It’s 2am, you’re sleeping, and a flash flood hits your home. Without a warning system, what do you do?
By Spyros Schismenos, Garry Stevens and Nichole Georgeou
In March 2019, a powerful storm hit southern Nepal. Residents in the Bara and Parsa districts had little warning. They sheltered in huts made from mud and brick which collapsed in the wind and rain. At least 28 people died and more than 600 were injured.
The disaster shows how small, remote communities are extremely vulnerable to flash floods, storms and other water disasters. In particular, like many disadvantaged communities, people in these districts had no or limited access to electricity, and no flood alert systems were in place.
We are experts in “humanitarian engineering”, an emerging research field that seeks engineering solutions for populations in great need.
Our recent research identifies the types of communities at most risk of damage from water disasters, including in Australia. It also suggests how local renewable energy generators can electrify disadvantaged communities and help power vital early warning systems.
A global problem
According to the World Bank, 1.47 billion people are directly exposed to the risk of intense flooding, and more than a third of them are poor and face grave, long-term consequences. What’s more, climate change is making such disasters worse.
The impacts of water disasters are greatest in remote, low-income communities where inadequate infrastructure, poor governance and lack of emergency services is common.
Many of these communities have no access to electricity. Aside from leading to poor health, productivity and living standards, a lack of electricity means few effective early warning systems.
When a flash flood hits a remote riverside village at 2am, with no alerts in place, the results can be devastating. For example in Afghanistan in August last year, a flash flood at night flattened homes and killed more than 100 people, including children.
Closer to home
In Australia, natural hazard statistics showed that between 1900 and 2015, floods were the second-biggest killer, second only to heatwaves.
We should note here that flood-affected communities in Australia differ in significant ways to poor, remote communities overseas. First, many flood death victims in Australia were aware of the flood, and many died when attempting to cross a bridge or flooded road. And most communities in Australia have far better resources to withstand and build back after floods.
However in Australia, as overseas, the public is not always fully aware of the potential magnitude of a flood. For example, in 2011 the Bureau of Meteorology reportedly predicted a flash flood in Toowoomba about an hour before the torrent hit, but did not include the information in its public warning.
And the same year, an official review found Victoria’s flood warning system needed improving. Flood risk assessment too often fell to under-resourced local governments, and should be “better tailored to meet local requirements”, the report said.

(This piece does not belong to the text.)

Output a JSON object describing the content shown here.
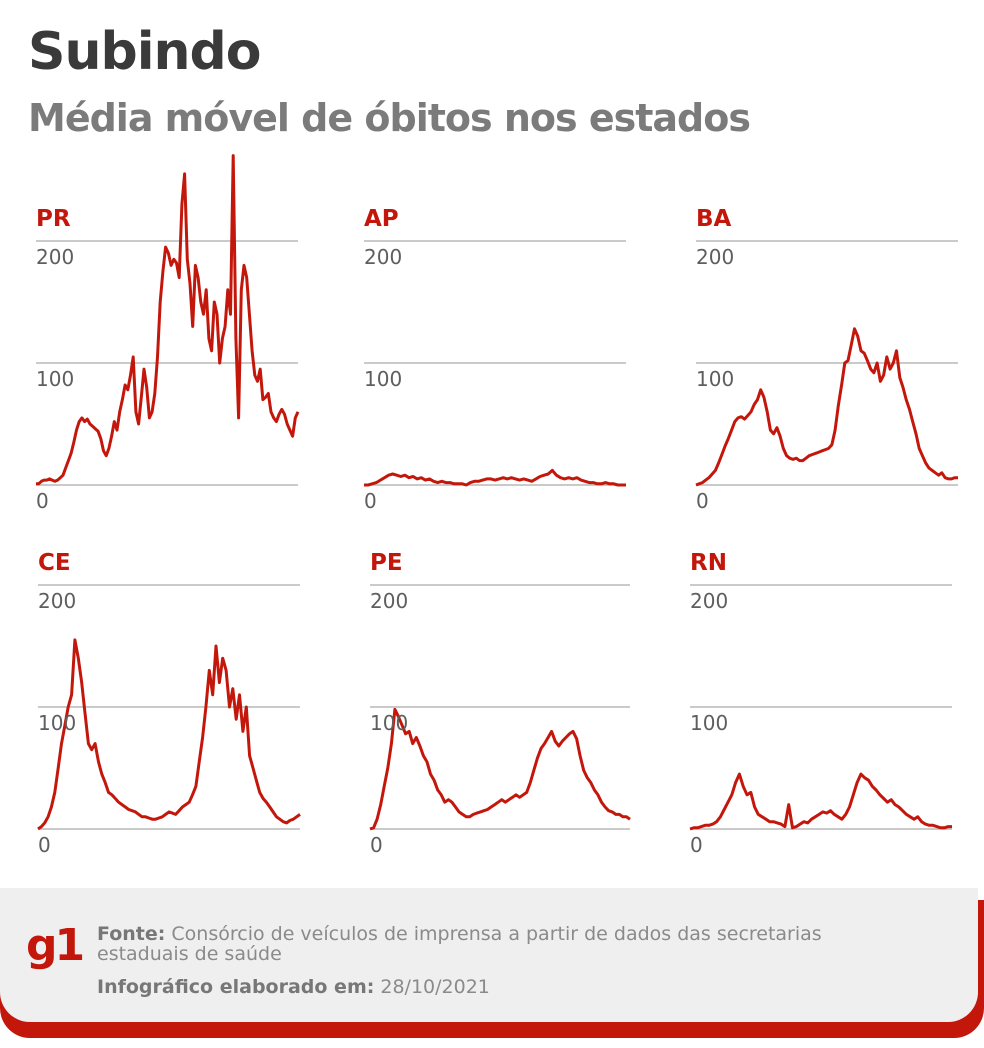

In Australia as elsewhere, a lack of electricity supplies can also pose problems after a flood. For example in 2017, Tropical Cyclone Debbie left thousands of people in Mackay and the Whitsundays with no electricity or clean water.
A win-win solution?
Our research has examined engineering interventions to both improve the social and economic well-being of vulnerable populations, and improve their ability to withstand disaster.
In particular, we’re developing small, low-cost solar or hydropower units, combined with flood warning systems. These hybrid units have the potential to meet both everyday power needs and emergency needs such as sirens and evacuation lights.
Here’s how it would work. Small hydropower units in a river, or solar panels nearby, would generate constant electricity. Sensors detecting water level and flow would be attached to the units. When critical conditions were identified, an alert system such as sirens or lights would go off, warning residents of the danger.
Such systems would function as off-grid renewable energy generators for communities without regular access to electricity, including in Australia. They would also serve as a backup to Australia’s main energy and flood response systems.
We are working with the Sunkoshi Rural Municipality in Nepal to test the feasibility of a hybrid system. We’ve also begun discussions with communities in Brazil, Guatemala and Greece on integrating community solar panels with warning systems to cover both daily and disaster response needs.
A word of caution
Small renewable energy systems could be a game-changer for some disadvantaged populations, but they are not a silver bullet.
Vulnerable communities require resources to keep the systems running. For example, renewable energy projects in Sub-Saharan Africa have been found to fail, or not perform well in the long-term, due to bad management and planning, poor maintenance and a failure to involve local stakeholders.
And energy systems that are expensive, foreign to local know-how or complex are unlikely to attract long-term involvement from residents.
It’s important that such solutions are community-led and put local needs at the core of decision-making. And such interventions can only be successful alongside strong climate action and sustainable socio-economic development, to help mitigate the effects of disasters.